OpenTelemetry Collector: Status Code 429 - the request has been rejected because the tenant exceeded the request rate limit

I am using OpenTelemetry Collector 0.104.0 (core distribution on Windows) to accept OTLP-pushes, and have configured it to send once per ten seconds:

receivers:
  otlp:
    protocols:
      grpc:

processors:
  batch:
    timeout: 10s

exporters:
  otlphttp:
    endpoint: https://otlp-gateway-prod-eu-west-2.grafana.net/otlp
    headers:
      Authorization: Basic ...token...

service:
  pipelines:
    metrics:
      receivers: [otlp]
      processors: [batch]
      exporters: [otlphttp]

Everything worked fine for some hours – until the sending application tried to push lots of measurements at once. Instantly, the collector logged the following in the Windows Event Log:

1.7204469686200826e+09	info	exporterhelper/retry_sender.go:118	Exporting failed. Will retry the request after interval.	{"kind": "exporter", "data_type": "metrics", "name": "otlphttp", "error": "Throttle (3s), error: rpc error: code = ResourceExhausted desc = error exporting items, request to https://otlp-gateway-prod-eu-west-2.grafana.net/otlp/v1/metrics responded with HTTP Status Code 429, Message=the request has been rejected because the tenant exceeded the request rate limit, set to 75 requests/s across all distributors with a maximum allowed burst of 750 (err-mimir-tenant-max-request-rate). To adjust the related per-tenant limits, configure -distributor.request-rate-limit and -distributor.request-burst-size, or contact your service administrator., Details=[]", "interval": "8.450550142s"}

Since then, nothing is getting pushed nor logged anymore! :sweat:

I am a bit confused. I thought the timeout setting would prevent exactly this situation? :thinking:

Any help appreciated! :slight_smile:

Your are sending every 10 seconds but batches are bigger => yo are more likely to reach limit 75 requests/s. I would go lower, e.g. 1s, 100ms to decrease probability of reaching of that limit.

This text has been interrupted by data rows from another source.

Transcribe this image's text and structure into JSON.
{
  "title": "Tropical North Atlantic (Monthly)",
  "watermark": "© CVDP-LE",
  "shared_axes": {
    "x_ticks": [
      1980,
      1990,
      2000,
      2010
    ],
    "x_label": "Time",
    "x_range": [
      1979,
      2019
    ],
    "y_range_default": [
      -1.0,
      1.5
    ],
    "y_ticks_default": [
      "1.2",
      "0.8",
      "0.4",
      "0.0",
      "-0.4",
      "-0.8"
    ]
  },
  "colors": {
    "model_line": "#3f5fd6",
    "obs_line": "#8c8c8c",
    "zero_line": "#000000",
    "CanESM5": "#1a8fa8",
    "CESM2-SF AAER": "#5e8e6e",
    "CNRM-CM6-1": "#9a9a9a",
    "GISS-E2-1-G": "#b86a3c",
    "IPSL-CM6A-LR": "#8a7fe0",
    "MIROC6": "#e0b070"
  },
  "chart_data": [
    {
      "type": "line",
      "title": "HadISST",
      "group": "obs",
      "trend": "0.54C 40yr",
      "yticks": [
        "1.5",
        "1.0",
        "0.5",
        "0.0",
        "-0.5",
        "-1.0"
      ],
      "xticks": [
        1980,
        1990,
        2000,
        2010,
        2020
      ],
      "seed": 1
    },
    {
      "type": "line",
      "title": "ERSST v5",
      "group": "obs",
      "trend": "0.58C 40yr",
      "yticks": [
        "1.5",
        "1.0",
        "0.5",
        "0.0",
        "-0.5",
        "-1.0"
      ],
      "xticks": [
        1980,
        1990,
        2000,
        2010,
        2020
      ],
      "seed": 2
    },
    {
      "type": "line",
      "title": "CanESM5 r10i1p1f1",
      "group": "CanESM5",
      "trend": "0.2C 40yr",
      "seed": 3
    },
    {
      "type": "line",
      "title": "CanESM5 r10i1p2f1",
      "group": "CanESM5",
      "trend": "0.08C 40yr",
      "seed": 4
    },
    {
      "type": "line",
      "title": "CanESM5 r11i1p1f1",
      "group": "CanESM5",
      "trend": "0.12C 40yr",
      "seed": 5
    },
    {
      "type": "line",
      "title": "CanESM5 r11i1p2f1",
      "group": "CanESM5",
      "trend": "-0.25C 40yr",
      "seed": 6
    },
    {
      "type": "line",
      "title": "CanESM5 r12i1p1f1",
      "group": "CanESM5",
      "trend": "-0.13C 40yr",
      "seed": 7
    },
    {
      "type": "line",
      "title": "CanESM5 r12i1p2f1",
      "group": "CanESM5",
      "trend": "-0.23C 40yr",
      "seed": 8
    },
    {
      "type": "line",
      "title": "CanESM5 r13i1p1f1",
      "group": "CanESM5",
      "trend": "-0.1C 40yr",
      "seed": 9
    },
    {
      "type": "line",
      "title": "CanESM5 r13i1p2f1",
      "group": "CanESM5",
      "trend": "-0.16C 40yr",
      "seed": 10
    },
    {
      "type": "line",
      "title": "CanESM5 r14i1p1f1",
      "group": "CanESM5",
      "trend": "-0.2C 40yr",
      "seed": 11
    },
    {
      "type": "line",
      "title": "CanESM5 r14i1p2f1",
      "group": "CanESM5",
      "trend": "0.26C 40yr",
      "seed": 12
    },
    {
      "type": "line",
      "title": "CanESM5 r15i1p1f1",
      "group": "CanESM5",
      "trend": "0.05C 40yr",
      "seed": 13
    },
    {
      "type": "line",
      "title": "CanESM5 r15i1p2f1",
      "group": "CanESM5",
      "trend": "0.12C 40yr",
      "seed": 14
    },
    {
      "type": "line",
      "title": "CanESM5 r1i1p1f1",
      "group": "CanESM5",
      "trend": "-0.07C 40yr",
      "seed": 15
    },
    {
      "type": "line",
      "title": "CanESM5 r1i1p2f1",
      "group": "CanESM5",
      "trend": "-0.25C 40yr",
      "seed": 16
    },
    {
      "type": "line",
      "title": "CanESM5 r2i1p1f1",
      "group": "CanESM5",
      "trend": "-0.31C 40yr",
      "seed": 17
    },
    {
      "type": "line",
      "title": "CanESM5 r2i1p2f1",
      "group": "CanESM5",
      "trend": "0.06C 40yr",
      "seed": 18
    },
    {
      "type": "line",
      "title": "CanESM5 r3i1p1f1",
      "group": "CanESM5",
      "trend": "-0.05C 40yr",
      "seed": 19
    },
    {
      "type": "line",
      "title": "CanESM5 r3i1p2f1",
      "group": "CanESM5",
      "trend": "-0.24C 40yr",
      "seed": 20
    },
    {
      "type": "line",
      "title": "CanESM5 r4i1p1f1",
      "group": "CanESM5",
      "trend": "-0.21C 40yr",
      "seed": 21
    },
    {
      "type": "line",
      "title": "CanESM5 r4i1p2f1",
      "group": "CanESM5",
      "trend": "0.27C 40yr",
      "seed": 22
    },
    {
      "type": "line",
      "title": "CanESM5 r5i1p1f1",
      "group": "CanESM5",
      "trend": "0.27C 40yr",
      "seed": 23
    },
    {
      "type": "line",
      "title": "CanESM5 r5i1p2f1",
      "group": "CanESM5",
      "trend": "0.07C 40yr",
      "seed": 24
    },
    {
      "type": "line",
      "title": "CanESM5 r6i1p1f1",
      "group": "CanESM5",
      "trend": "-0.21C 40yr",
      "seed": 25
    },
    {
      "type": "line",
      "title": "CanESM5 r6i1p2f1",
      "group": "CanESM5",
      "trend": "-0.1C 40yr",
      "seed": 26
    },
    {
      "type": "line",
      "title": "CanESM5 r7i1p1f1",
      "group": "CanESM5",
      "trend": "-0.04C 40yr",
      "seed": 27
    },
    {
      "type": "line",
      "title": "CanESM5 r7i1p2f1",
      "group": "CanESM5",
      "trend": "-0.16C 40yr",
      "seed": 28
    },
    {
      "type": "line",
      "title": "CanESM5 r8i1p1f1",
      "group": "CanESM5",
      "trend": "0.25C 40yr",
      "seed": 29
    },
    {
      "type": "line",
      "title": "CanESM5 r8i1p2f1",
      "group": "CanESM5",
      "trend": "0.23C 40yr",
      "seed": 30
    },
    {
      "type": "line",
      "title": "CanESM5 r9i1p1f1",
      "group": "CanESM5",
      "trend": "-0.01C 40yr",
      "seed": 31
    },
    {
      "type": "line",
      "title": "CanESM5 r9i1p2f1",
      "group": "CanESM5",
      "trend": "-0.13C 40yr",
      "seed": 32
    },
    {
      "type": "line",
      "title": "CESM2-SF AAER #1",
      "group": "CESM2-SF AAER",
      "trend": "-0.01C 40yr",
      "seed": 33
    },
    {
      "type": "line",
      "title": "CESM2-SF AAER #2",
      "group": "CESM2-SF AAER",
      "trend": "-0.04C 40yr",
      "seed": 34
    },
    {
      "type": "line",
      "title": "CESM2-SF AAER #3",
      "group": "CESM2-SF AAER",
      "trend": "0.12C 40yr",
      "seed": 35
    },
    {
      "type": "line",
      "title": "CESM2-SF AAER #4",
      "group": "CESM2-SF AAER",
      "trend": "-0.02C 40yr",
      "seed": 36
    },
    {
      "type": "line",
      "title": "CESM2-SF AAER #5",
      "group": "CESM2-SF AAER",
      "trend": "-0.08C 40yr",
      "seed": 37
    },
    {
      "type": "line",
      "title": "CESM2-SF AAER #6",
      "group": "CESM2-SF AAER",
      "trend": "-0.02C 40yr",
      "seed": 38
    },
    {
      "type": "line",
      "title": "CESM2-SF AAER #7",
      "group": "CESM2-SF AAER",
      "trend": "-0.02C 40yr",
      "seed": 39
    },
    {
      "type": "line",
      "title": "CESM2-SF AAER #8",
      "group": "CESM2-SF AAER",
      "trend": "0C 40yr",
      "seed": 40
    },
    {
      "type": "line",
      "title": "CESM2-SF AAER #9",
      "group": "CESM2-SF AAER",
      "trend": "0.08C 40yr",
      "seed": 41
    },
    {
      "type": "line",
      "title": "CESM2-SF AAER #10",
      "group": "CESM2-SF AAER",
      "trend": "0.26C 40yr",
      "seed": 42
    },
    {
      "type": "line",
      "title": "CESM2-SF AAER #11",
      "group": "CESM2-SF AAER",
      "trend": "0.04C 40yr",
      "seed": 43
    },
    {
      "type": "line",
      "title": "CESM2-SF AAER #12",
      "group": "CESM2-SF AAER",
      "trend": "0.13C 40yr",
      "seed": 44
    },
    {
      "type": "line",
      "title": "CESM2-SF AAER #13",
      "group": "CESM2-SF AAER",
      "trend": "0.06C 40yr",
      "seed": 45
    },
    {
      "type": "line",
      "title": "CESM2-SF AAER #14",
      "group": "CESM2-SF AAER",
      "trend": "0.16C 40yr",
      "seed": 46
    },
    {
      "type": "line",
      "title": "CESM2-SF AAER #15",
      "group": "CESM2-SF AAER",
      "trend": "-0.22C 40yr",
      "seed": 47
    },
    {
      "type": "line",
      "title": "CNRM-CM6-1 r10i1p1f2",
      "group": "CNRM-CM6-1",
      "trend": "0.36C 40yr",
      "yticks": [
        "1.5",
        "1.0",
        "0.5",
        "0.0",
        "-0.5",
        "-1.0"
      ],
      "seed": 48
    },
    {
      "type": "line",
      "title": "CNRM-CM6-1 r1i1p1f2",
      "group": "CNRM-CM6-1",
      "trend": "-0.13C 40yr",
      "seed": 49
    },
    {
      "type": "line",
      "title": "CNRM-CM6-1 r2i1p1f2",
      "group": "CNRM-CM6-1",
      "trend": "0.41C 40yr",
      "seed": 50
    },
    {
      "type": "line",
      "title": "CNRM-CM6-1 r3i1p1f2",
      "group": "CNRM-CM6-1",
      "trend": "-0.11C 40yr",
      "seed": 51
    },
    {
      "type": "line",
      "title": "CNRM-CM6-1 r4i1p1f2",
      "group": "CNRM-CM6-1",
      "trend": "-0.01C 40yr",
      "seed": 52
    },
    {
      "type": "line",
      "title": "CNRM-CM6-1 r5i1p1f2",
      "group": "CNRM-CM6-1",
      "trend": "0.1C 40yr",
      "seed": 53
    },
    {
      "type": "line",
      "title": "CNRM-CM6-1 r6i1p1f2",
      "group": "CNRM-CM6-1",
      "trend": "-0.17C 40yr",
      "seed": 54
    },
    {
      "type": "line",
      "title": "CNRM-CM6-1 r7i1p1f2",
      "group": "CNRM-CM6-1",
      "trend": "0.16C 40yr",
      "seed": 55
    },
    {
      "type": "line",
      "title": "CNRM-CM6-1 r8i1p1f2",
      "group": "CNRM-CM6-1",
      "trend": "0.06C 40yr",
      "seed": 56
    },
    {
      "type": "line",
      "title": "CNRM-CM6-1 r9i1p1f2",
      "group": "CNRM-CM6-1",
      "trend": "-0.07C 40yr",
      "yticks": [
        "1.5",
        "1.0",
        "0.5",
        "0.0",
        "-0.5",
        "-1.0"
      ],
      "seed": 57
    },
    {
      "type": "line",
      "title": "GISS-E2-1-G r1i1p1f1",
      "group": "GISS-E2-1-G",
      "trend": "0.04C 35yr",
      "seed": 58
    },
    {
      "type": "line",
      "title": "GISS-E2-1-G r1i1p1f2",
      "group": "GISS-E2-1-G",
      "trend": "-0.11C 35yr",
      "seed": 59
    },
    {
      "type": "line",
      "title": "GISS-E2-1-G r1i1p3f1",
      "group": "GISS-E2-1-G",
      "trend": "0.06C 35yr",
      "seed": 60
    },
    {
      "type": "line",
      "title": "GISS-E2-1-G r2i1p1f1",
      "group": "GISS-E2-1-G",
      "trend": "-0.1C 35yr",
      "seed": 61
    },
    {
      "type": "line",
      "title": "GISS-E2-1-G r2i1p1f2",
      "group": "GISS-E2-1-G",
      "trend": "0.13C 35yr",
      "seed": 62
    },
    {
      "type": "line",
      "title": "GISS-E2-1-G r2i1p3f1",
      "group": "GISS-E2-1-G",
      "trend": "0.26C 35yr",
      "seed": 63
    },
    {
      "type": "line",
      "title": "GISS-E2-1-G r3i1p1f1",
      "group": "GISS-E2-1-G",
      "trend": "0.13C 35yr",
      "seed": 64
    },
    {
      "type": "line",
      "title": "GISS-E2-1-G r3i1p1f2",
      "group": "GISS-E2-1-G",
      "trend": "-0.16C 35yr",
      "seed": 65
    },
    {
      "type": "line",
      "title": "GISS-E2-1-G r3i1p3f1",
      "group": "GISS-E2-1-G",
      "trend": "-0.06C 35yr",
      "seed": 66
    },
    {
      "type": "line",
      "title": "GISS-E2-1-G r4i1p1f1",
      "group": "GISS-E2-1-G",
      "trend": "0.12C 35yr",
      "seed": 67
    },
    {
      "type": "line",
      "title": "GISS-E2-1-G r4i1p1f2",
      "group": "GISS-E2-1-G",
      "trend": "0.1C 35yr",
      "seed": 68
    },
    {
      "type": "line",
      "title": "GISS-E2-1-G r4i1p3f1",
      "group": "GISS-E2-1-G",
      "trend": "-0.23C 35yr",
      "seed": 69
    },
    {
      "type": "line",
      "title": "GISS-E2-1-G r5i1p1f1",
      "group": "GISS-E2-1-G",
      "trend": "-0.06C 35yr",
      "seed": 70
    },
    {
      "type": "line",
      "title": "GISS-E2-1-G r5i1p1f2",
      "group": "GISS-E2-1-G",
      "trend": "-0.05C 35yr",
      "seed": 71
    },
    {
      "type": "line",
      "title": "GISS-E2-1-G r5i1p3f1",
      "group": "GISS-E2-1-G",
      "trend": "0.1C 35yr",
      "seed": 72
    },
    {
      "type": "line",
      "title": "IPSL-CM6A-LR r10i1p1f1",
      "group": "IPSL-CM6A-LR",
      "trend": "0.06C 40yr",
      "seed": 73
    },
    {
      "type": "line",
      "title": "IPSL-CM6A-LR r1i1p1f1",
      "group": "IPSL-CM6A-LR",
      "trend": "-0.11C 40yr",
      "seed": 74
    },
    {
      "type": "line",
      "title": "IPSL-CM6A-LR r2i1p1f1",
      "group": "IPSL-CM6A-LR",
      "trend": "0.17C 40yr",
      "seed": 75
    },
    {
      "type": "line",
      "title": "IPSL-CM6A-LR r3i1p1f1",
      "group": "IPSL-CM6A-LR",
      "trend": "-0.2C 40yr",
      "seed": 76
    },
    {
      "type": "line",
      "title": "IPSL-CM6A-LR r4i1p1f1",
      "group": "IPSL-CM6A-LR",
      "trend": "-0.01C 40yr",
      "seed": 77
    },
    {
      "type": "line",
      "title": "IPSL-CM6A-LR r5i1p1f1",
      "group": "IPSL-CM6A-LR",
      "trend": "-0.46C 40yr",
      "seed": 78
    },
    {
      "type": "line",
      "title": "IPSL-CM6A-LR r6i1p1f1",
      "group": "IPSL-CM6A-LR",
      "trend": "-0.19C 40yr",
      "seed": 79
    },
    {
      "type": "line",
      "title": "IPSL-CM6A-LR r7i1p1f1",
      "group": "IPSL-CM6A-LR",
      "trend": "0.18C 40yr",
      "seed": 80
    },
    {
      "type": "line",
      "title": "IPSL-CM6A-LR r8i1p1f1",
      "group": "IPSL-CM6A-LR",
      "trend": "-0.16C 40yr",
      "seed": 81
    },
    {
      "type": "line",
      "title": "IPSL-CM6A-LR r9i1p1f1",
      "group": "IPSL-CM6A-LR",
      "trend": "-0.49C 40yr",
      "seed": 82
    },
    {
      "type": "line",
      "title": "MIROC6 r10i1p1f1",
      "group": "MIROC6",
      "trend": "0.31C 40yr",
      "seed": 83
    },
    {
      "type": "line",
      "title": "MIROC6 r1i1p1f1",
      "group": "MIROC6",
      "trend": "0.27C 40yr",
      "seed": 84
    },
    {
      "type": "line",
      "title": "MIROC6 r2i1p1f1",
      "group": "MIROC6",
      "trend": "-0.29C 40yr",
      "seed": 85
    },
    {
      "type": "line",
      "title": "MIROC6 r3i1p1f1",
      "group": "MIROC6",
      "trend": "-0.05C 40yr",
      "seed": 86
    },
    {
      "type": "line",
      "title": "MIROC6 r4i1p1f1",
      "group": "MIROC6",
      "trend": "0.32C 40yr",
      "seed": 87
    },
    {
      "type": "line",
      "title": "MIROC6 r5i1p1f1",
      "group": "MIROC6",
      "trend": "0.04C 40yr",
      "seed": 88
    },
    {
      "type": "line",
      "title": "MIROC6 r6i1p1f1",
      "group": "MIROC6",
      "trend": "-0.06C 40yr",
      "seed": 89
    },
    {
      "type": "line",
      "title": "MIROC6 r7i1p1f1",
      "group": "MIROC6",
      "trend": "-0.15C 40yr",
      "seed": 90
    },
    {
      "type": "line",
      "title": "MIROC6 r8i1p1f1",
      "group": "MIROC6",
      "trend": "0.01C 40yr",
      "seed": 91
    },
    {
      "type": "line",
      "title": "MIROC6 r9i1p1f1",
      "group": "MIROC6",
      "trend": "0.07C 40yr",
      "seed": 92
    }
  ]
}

Of course you can still reach that limit, but 429 is retryable error, so configure retries for your case and those limited records can be pushed later

Or try to contact your Grafana Cloud support and ask to increase that limit for your account. Maybe it’s configurable limit.

Jan, thank you for chiming in! :smiley:

Actually I do not understand your proposal. What Grafana Cloud actually complains about is not the number of measurings per second but the number of requests per second – which IMHO should be exactly 0.1 (once every 10 seconds). So going lower (I had no limit at all before => 200ms default limit of OTel Collector, but the problem was still there) would increase the number of requests per seconds, just lowering the number of measurings per second. Or maybe Grafana Cloud’s error message is simply wrong, saying requests where actually measurings?

As both, OTel Collector and Grafana Cloud are widely used these days, I also wonder why there is no clear and proven instruction how to configure OTel Collector to never hit the Grafana Cloud default limits?

I agree with your discoveries. But I would try my idea. That OTLP is just gateway, which may have own business logic, e.g. it breaks batch into individual points for scalability - so one request can be multiple requests after gateway. Contact your (paid) Grafana support if you want to be sure.

A lot of internals of Grafana Cloud is not published, so only they know how it works under the hood. For example they have tiers, each tier may have different limits (e. g. requests limits), instances may be moving between tiers based on the load,… so pretty complex setup. That’s probably also a reason why they didn’t publish recommended setup.

It seems this is a hard limitation of the free subsciption, which cannot get changed.

Unfortunately changing anything in the collector’s config helped fully - it reduces the number of such error messages, but it does not fully prevent them.

It seems we have to live with the fact that it is simply impossible to configure the collector in a way that really prevents this problem always. :frowning:

Try to play with prometheusremotewrite exporter and Prometheus/Mimir Grafana Cloud endpoint. Maybe batching will help there.

What’s your datapoint max/avg rate, which you need to ingest?

Actually I am seeking for some kind of “official solution”, not for “playing until it works randomly”. :wink:

In fact, the sole application pushing OTLP metrics to the OTel Collector runs once per Minute only, and returns a batch of just 62 metrics. Hence I assume the OTel Collector and or OTel JDK for Java scrape lots of information by default, which I have not checked yet.

Then only the support is the right place to ask.